If you plan to take up any form of employment while staying in Thailand, you need to apply for a working permit, known as the Non-Immigrant Visa B. This covers most employment work. For individuals who want to set up a business or invest in a Thai company, a Non-Immigrant Visa IB is issued instead.

Once a Non-Immigrant Visa B holder arrives in Thailand, he or she needs to obtain a work permit to be eligible for employment. Usually, you can ask the employer or company for assistance. The work permit indicates the company you work for and your position, and cannot be used for any other employer or position.

Non-Immigrant Visa B is valid for 90 days upon issuance and can be extended further before the period expires.

To apply for a work visa, you usually need to present education and past employment credentials.

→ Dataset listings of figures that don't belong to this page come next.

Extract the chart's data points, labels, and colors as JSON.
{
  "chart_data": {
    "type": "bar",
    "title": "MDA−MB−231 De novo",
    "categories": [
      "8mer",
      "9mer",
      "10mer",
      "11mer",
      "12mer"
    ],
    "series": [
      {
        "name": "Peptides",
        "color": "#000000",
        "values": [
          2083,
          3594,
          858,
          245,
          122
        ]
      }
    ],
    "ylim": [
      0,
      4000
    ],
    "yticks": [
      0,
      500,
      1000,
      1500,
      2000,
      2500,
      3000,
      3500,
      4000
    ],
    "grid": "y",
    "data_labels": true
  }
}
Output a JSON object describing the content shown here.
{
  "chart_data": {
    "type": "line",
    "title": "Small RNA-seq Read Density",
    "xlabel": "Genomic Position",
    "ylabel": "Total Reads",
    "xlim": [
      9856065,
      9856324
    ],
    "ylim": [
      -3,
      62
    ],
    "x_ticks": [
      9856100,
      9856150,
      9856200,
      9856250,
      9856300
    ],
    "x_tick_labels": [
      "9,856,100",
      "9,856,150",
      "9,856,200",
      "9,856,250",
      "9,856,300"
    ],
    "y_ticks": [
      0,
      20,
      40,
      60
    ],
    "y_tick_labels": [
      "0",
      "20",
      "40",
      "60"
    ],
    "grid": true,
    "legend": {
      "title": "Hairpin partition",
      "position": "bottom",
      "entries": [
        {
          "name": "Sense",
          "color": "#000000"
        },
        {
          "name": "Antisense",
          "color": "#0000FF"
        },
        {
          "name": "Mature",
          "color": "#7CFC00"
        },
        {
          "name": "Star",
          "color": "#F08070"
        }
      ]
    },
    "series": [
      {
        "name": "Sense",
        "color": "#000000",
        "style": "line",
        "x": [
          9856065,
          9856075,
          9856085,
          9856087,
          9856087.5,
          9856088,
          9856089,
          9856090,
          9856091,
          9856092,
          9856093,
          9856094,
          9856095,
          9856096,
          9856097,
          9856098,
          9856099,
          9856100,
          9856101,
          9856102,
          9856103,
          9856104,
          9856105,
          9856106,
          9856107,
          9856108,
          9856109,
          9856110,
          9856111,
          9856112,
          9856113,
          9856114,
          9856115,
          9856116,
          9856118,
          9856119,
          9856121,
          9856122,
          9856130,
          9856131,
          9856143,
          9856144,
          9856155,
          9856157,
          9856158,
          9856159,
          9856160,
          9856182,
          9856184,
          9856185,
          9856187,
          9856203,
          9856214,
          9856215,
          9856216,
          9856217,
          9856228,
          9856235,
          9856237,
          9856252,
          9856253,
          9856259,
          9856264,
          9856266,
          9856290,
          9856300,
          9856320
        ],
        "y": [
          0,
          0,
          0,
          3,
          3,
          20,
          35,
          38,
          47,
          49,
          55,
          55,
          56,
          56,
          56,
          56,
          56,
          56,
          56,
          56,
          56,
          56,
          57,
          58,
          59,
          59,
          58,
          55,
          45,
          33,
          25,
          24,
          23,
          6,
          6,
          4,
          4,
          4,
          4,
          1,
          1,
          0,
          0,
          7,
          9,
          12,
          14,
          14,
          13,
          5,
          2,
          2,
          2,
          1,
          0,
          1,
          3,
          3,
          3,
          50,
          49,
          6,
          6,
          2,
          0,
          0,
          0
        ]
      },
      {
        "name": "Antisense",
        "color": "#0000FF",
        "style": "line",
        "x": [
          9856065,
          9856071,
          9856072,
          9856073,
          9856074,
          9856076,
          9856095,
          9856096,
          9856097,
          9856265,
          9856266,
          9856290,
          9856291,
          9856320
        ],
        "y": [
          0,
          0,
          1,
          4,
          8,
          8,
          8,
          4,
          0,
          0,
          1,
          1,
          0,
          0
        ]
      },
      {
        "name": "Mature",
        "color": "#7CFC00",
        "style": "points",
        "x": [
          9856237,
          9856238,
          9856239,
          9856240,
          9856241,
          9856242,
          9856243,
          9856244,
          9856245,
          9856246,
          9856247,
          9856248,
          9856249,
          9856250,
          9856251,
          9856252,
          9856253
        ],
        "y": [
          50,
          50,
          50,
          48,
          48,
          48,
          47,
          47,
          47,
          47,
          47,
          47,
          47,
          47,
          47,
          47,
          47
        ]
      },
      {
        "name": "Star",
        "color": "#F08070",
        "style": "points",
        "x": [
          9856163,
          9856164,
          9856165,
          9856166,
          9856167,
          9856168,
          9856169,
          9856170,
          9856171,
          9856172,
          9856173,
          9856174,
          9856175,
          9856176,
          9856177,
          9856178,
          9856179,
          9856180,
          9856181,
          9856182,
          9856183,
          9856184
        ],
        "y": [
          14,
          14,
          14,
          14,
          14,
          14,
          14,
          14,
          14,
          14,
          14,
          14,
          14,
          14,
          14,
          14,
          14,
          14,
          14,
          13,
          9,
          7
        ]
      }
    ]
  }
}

Proof of your qualifications ensures that you have the skills and capacity to work in your chosen position.

Passport with visa stamps. Travel or turism concept background. 3d illustration

Visa Renewal

Most Thai tourist visas will allow you to remain in the country for 30-days. Work visas, of course, permit you to stay longer. If you want to stay longer than the allotted time, you need to apply for a visa renewal. Be warned that overstaying will cost you 500 Baht (16.33 USD) per day, up to a limit of 20,000 Baht (653.38 USD).

You can apply for renewal and extension at any Thai immigration office, for a fee of 1900 Baht (62.07 USD). Standard 15-30 day tourist visas can be extended by up to an additional 30 days. Sometimes, even the 60-day tourist visas can be extended by the same length. All of these decisions or in the immigration officer’s discretion.

You can also cross any border into neighboring countries like Malaysia or Cambodia. Once you return to Thailand, you’ll be issued a new 15-30 day visa exemption. However, be careful not to abuse this privilege, as approval will still depend on the immigration officer at the border.